To determine trauma-related peri- and posttraumatic disgust and fear emotions among veterans seeking treatment for PTSD secondary to interpersonal trauma and gender differences in associations between fear, disgust and PTSD symptoms, researchers assessed 100 veterans from a Veterans Affairs interpersonal trauma clinic.

Analysis indicated peri- and posttraumatic fear and disgust were associated with current PTSD, depression and disability scores.

Regression analysis indicated that an association between gender and peritraumatic emotions predicted posttraumatic disgust and anxiety.

Posttraumatic anxiety was associated with peritraumtic fear in women (P < .001) and peritraumatic disgust in men (P < .01).

Posttraumatic disgust was associated with peritraumatic disgust in both women (P < .05) and men (P < .001).
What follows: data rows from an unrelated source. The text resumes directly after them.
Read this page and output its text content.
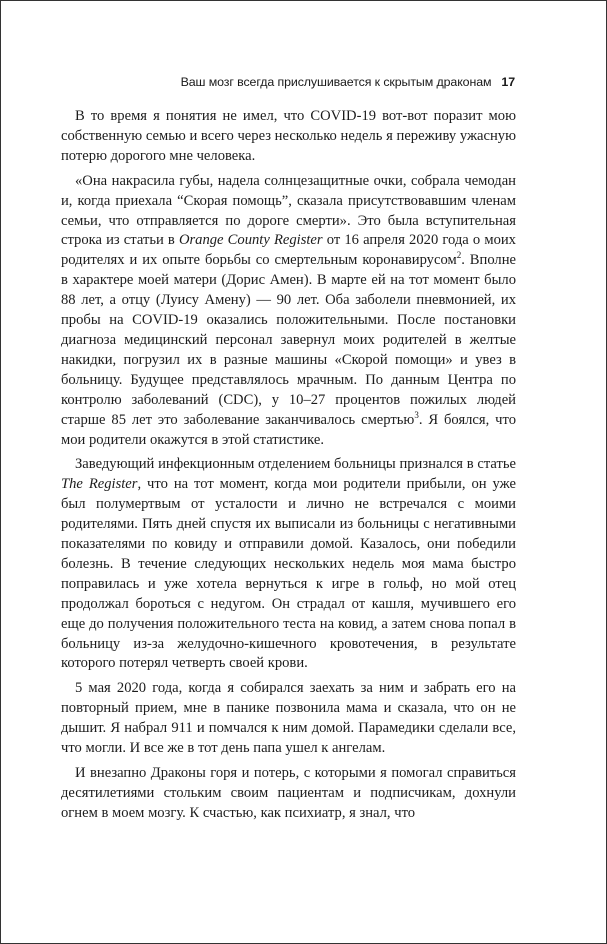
Ваш мозг всегда прислушивается к скрытым драконам 17

В то время я понятия не имел, что COVID-19 вот-вот поразит мою собственную семью и всего через несколько недель я переживу ужасную потерю дорогого мне человека.

«Она накрасила губы, надела солнцезащитные очки, собрала чемодан и, когда приехала “Скорая помощь”, сказала присутствовавшим членам семьи, что отправляется по дороге смерти». Это была вступительная строка из статьи в Orange County Register от 16 апреля 2020 года о моих родителях и их опыте борьбы со смертельным коронавирусом$^2$. Вполне в характере моей матери (Дорис Амен). В марте ей на тот момент было 88 лет, а отцу (Луису Амену) — 90 лет. Оба заболели пневмонией, их пробы на COVID-19 оказались положительными. После постановки диагноза медицинский персонал завернул моих родителей в желтые накидки, погрузил их в разные машины «Скорой помощи» и увез в больницу. Будущее представлялось мрачным. По данным Центра по контролю заболеваний (CDC), у 10–27 процентов пожилых людей старше 85 лет это заболевание заканчивалось смертью$^3$. Я боялся, что мои родители окажутся в этой статистике.

Заведующий инфекционным отделением больницы признался в статье The Register, что на тот момент, когда мои родители прибыли, он уже был полумертвым от усталости и лично не встречался с моими родителями. Пять дней спустя их выписали из больницы с негативными показателями по ковиду и отправили домой. Казалось, они победили болезнь. В течение следующих нескольких недель моя мама быстро поправилась и уже хотела вернуться к игре в гольф, но мой отец продолжал бороться с недугом. Он страдал от кашля, мучившего его еще до получения положительного теста на ковид, а затем снова попал в больницу из-за желудочно-кишечного кровотечения, в результате которого потерял четверть своей крови.

5 мая 2020 года, когда я собирался заехать за ним и забрать его на повторный прием, мне в панике позвонила мама и сказала, что он не дышит. Я набрал 911 и помчался к ним домой. Парамедики сделали все, что могли. И все же в тот день папа ушел к ангелам.

И внезапно Драконы горя и потерь, с которыми я помогал справиться десятилетиями стольким своим пациентам и подписчикам, дохнули огнем в моем мозгу. К счастью, как психиатр, я знал, что
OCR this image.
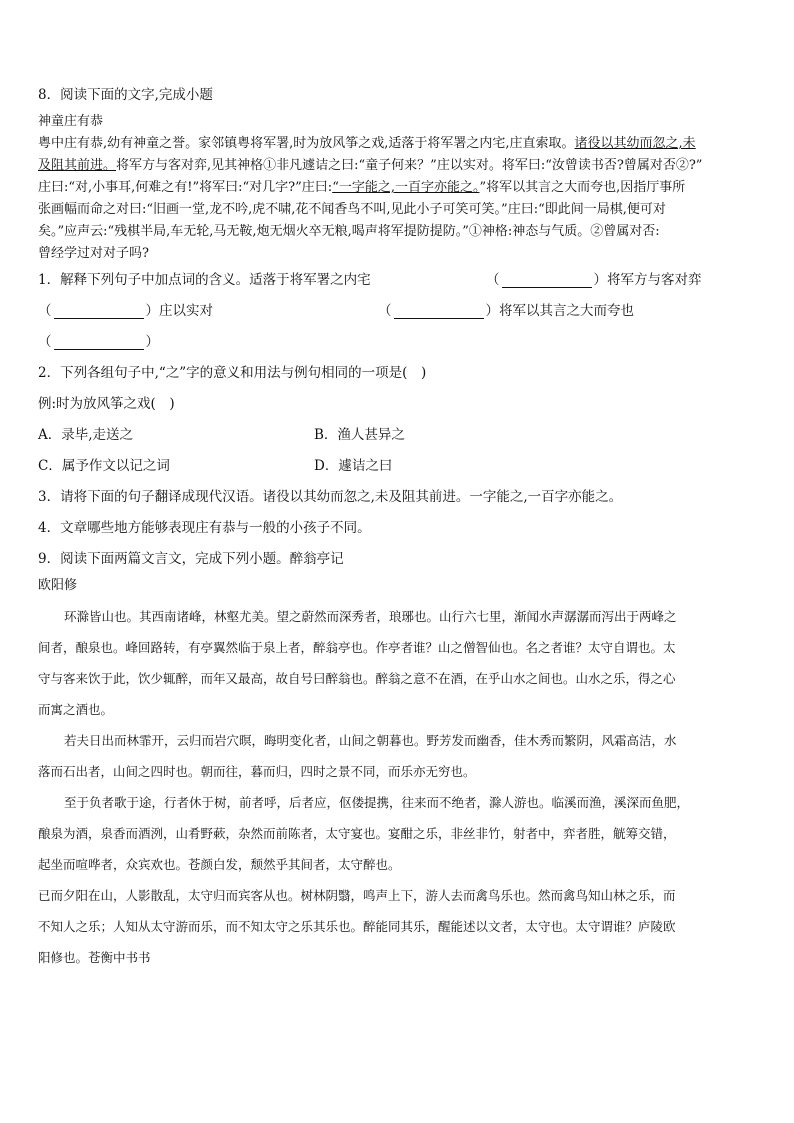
8．阅读下面的文字,完成小题
神童庄有恭
粤中庄有恭,幼有神童之誉。家邻镇粤将军署,时为放风筝之戏,适落于将军署之内宅,庄直索取。诸役以其幼而忽之,未
及阻其前进。将军方与客对弈,见其神格①非凡遽诘之曰:“童子何来？”庄以实对。将军曰:“汝曾读书否?曾属对否②?”
庄曰:“对,小事耳,何难之有!”将军曰:“对几字?”庄曰:“一字能之,一百字亦能之。”将军以其言之大而夸也,因指厅事所
张画幅而命之对曰:“旧画一堂,龙不吟,虎不啸,花不闻香鸟不叫,见此小子可笑可笑。”庄曰:“即此间一局棋,便可对
矣。”应声云:“残棋半局,车无轮,马无鞍,炮无烟火卒无粮,喝声将军提防提防。”①神格:神态与气质。②曾属对否:
曾经学过对对子吗?
1．解释下列句子中加点词的含义。适落于将军署之内宅	（	）将军方与客对弈
（	）庄以实对	（	）将军以其言之大而夸也
（	）
2．下列各组句子中,“之”字的意义和用法与例句相同的一项是(　)
例:时为放风筝之戏(　)
A．录毕,走送之	B．渔人甚异之
C．属予作文以记之词	D．遽诘之曰
3．请将下面的句子翻译成现代汉语。诸役以其幼而忽之,未及阻其前进。一字能之,一百字亦能之。
4．文章哪些地方能够表现庄有恭与一般的小孩子不同。
9．阅读下面两篇文言文，完成下列小题。醉翁亭记
欧阳修
环滁皆山也。其西南诸峰，林壑尤美。望之蔚然而深秀者，琅琊也。山行六七里，渐闻水声潺潺而泻出于两峰之
间者，酿泉也。峰回路转，有亭翼然临于泉上者，醉翁亭也。作亭者谁？山之僧智仙也。名之者谁？太守自谓也。太
守与客来饮于此，饮少辄醉，而年又最高，故自号曰醉翁也。醉翁之意不在酒，在乎山水之间也。山水之乐，得之心
而寓之酒也。
若夫日出而林霏开，云归而岩穴暝，晦明变化者，山间之朝暮也。野芳发而幽香，佳木秀而繁阴，风霜高洁，水
落而石出者，山间之四时也。朝而往，暮而归，四时之景不同，而乐亦无穷也。
至于负者歌于途，行者休于树，前者呼，后者应，伛偻提携，往来而不绝者，滁人游也。临溪而渔，溪深而鱼肥，
酿泉为酒，泉香而酒洌，山肴野蔌，杂然而前陈者，太守宴也。宴酣之乐，非丝非竹，射者中，弈者胜，觥筹交错，
起坐而喧哗者，众宾欢也。苍颜白发，颓然乎其间者，太守醉也。
已而夕阳在山，人影散乱，太守归而宾客从也。树林阴翳，鸣声上下，游人去而禽鸟乐也。然而禽鸟知山林之乐，而
不知人之乐；人知从太守游而乐，而不知太守之乐其乐也。醉能同其乐，醒能述以文者，太守也。太守谓谁？庐陵欧
阳修也。苍衡中书书
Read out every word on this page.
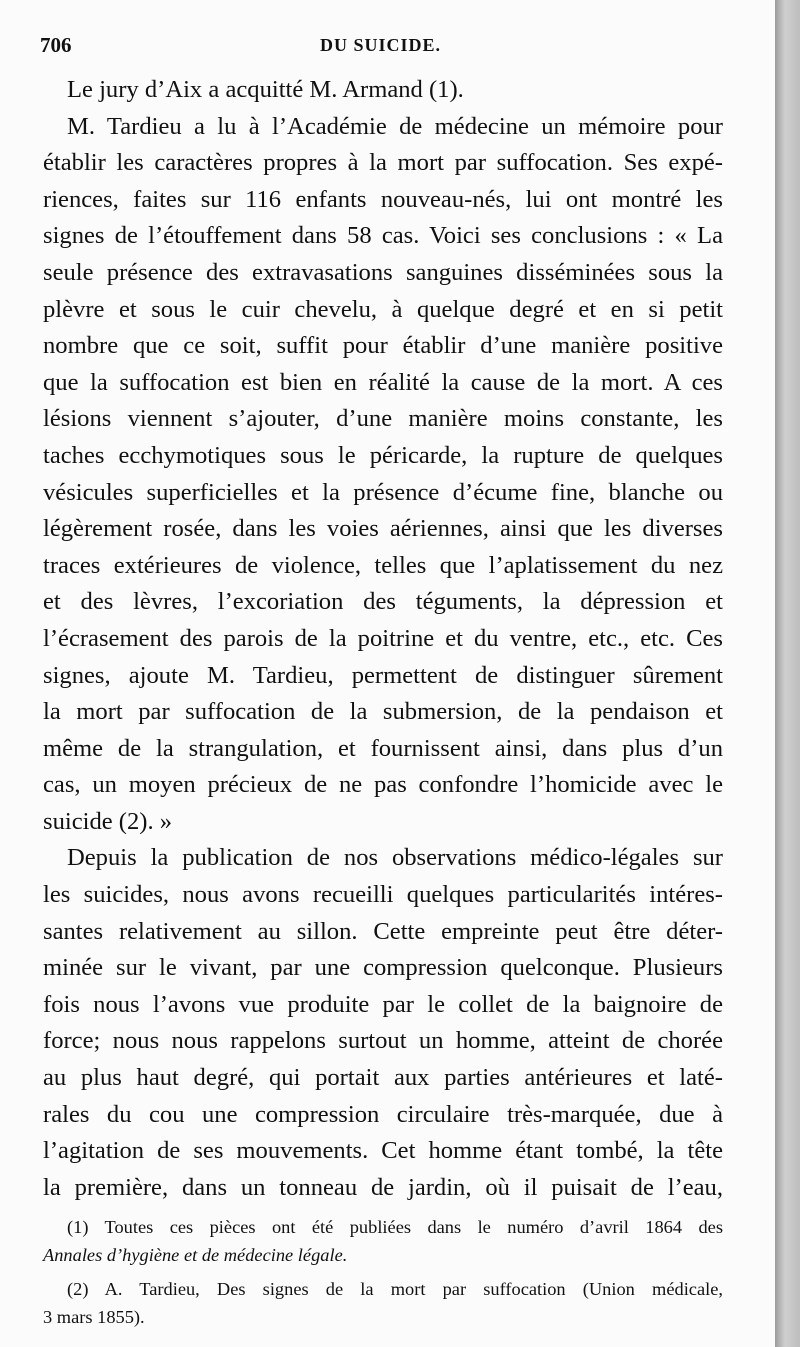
706	DU SUICIDE.
Le jury d’Aix a acquitté M. Armand (1).
M. Tardieu a lu à l’Académie de médecine un mémoire pour
établir les caractères propres à la mort par suffocation. Ses expé-
riences, faites sur 116 enfants nouveau-nés, lui ont montré les
signes de l’étouffement dans 58 cas. Voici ses conclusions : « La
seule présence des extravasations sanguines disséminées sous la
plèvre et sous le cuir chevelu, à quelque degré et en si petit
nombre que ce soit, suffit pour établir d’une manière positive
que la suffocation est bien en réalité la cause de la mort. A ces
lésions viennent s’ajouter, d’une manière moins constante, les
taches ecchymotiques sous le péricarde, la rupture de quelques
vésicules superficielles et la présence d’écume fine, blanche ou
légèrement rosée, dans les voies aériennes, ainsi que les diverses
traces extérieures de violence, telles que l’aplatissement du nez
et des lèvres, l’excoriation des téguments, la dépression et
l’écrasement des parois de la poitrine et du ventre, etc., etc. Ces
signes, ajoute M. Tardieu, permettent de distinguer sûrement
la mort par suffocation de la submersion, de la pendaison et
même de la strangulation, et fournissent ainsi, dans plus d’un
cas, un moyen précieux de ne pas confondre l’homicide avec le
suicide (2). »
Depuis la publication de nos observations médico-légales sur
les suicides, nous avons recueilli quelques particularités intéres-
santes relativement au sillon. Cette empreinte peut être déter-
minée sur le vivant, par une compression quelconque. Plusieurs
fois nous l’avons vue produite par le collet de la baignoire de
force; nous nous rappelons surtout un homme, atteint de chorée
au plus haut degré, qui portait aux parties antérieures et laté-
rales du cou une compression circulaire très-marquée, due à
l’agitation de ses mouvements. Cet homme étant tombé, la tête
la première, dans un tonneau de jardin, où il puisait de l’eau,
(1) Toutes ces pièces ont été publiées dans le numéro d’avril 1864 des
Annales d’hygiène et de médecine légale.
(2) A. Tardieu, Des signes de la mort par suffocation (Union médicale,
3 mars 1855).
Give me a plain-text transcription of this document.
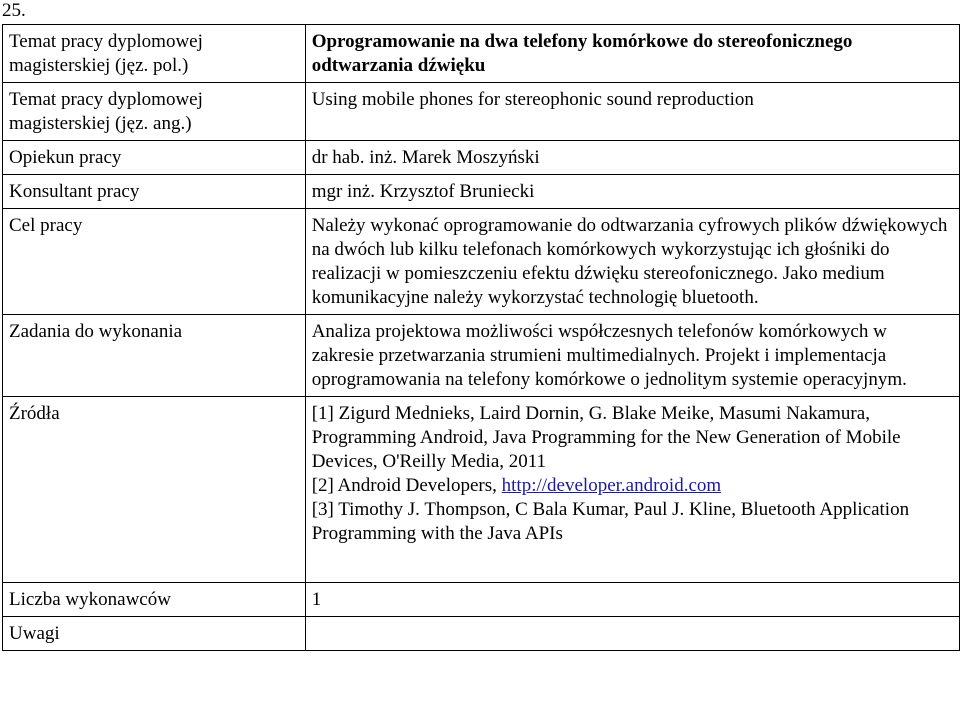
25.
Temat pracy dyplomowej magisterskiej (jęz. pol.)	Oprogramowanie na dwa telefony komórkowe do stereofonicznego odtwarzania dźwięku
Temat pracy dyplomowej magisterskiej (jęz. ang.)	Using mobile phones for stereophonic sound reproduction
Opiekun pracy	dr hab. inż. Marek Moszyński
Konsultant pracy	mgr inż. Krzysztof Bruniecki
Cel pracy	Należy wykonać oprogramowanie do odtwarzania cyfrowych plików dźwiękowych na dwóch lub kilku telefonach komórkowych wykorzystując ich głośniki do realizacji w pomieszczeniu efektu dźwięku stereofonicznego. Jako medium komunikacyjne należy wykorzystać technologię bluetooth.
Zadania do wykonania	Analiza projektowa możliwości współczesnych telefonów komórkowych w zakresie przetwarzania strumieni multimedialnych. Projekt i implementacja oprogramowania na telefony komórkowe o jednolitym systemie operacyjnym.
Źródła	[1] Zigurd Mednieks, Laird Dornin, G. Blake Meike, Masumi Nakamura, Programming Android, Java Programming for the New Generation of Mobile Devices, O'Reilly Media, 2011
[2] Android Developers, http://developer.android.com
[3] Timothy J. Thompson, C Bala Kumar, Paul J. Kline, Bluetooth Application Programming with the Java APIs

Liczba wykonawców	1
Uwagi	
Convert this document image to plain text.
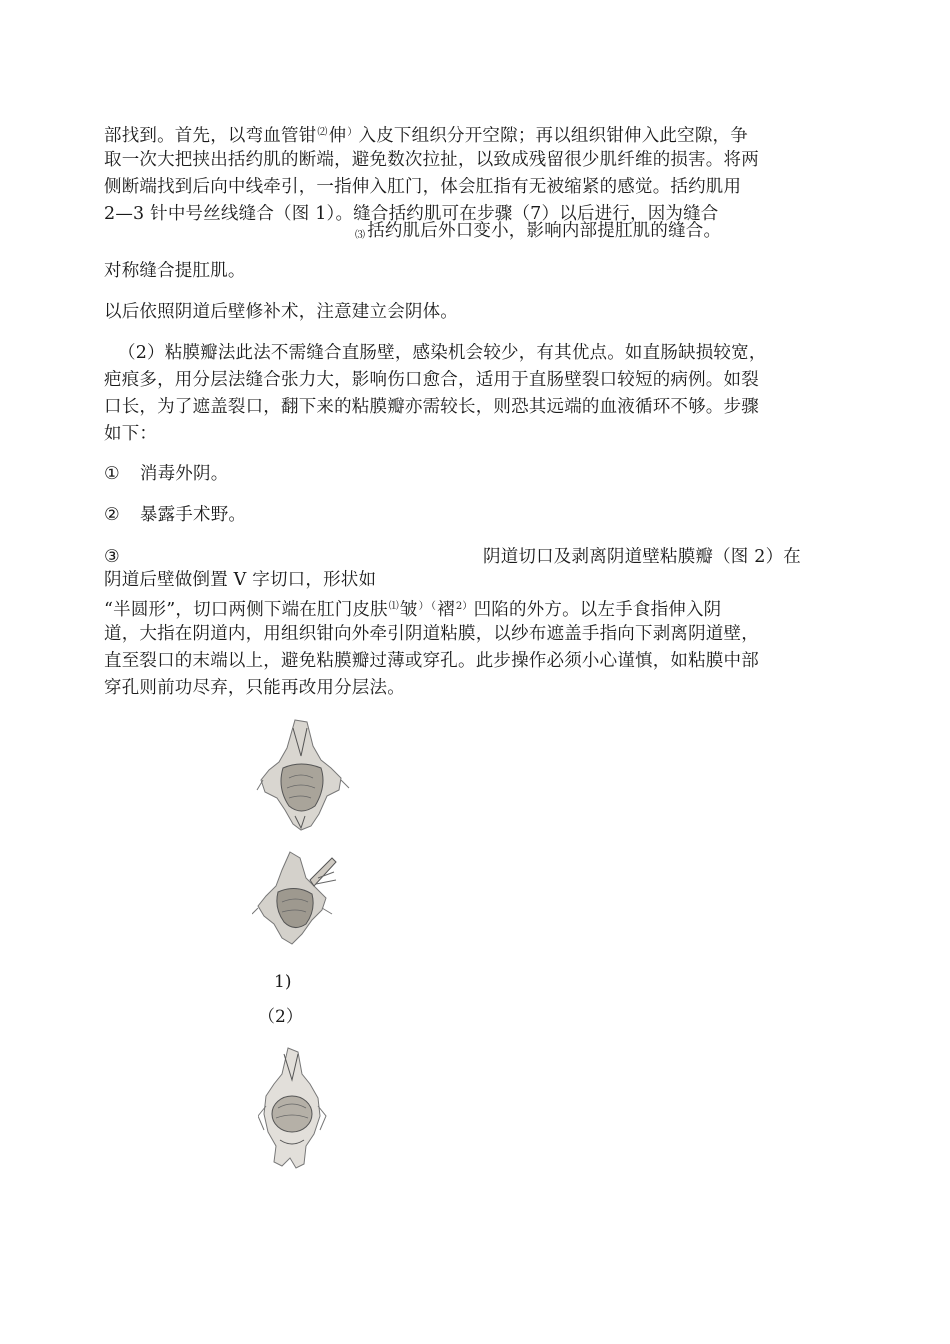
部找到。首先，以弯血管钳⑵伸）入皮下组织分开空隙；再以组织钳伸入此空隙，争
取一次大把挟出括约肌的断端，避免数次拉扯，以致成残留很少肌纤维的损害。将两
侧断端找到后向中线牵引，一指伸入肛门，体会肛指有无被缩紧的感觉。括约肌用
2—3 针中号丝线缝合（图 1）。缝合括约肌可在步骤（7）以后进行，因为缝合
⑶ 括约肌后外口变小，影响内部提肛肌的缝合。
对称缝合提肛肌。
以后依照阴道后壁修补术，注意建立会阴体。
（2）粘膜瓣法此法不需缝合直肠壁，感染机会较少，有其优点。如直肠缺损较宽，
疤痕多，用分层法缝合张力大，影响伤口愈合，适用于直肠壁裂口较短的病例。如裂
口长，为了遮盖裂口，翻下来的粘膜瓣亦需较长，则恐其远端的血液循环不够。步骤
如下：
① 消毒外阴。
② 暴露手术野。
③	阴道切口及剥离阴道壁粘膜瓣（图 2）在
阴道后壁做倒置 V 字切口，形状如
“半圆形”，切口两侧下端在肛门皮肤⑴皱） （褶$^{2)}$凹陷的外方。以左手食指伸入阴
道，大指在阴道内，用组织钳向外牵引阴道粘膜，以纱布遮盖手指向下剥离阴道壁，
直至裂口的末端以上，避免粘膜瓣过薄或穿孔。此步操作必须小心谨慎，如粘膜中部
穿孔则前功尽弃，只能再改用分层法。
1)
（2）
However, posttraumatic disgust was inversely associated with peritraumatic fear in men (P < .01)

“The relationship between peritraumatic disgust and PTSD symptoms was mediated by posttraumatic disgust and guilt-related distress for both men and women,” the researchers wrote. “Results highlight the potential importance of assessing disgust and guilt following trauma, and underscore the importance of gender in differentially predicting trauma-related emotional reactions.” – by Amanda Oldt

Reference:

Bomyea J, et al. The moderating role of gender in relationships between trauma-related emotions, guilt, and posttraumatic stress symptoms. Presented at: Anxiety and Depression Association of America Conference; March 31-April 3, 2016; Philadelphia.

Disclosure: Healio.com/Psychiatry was unable to confirm relevant financial disclosures at the time of publication.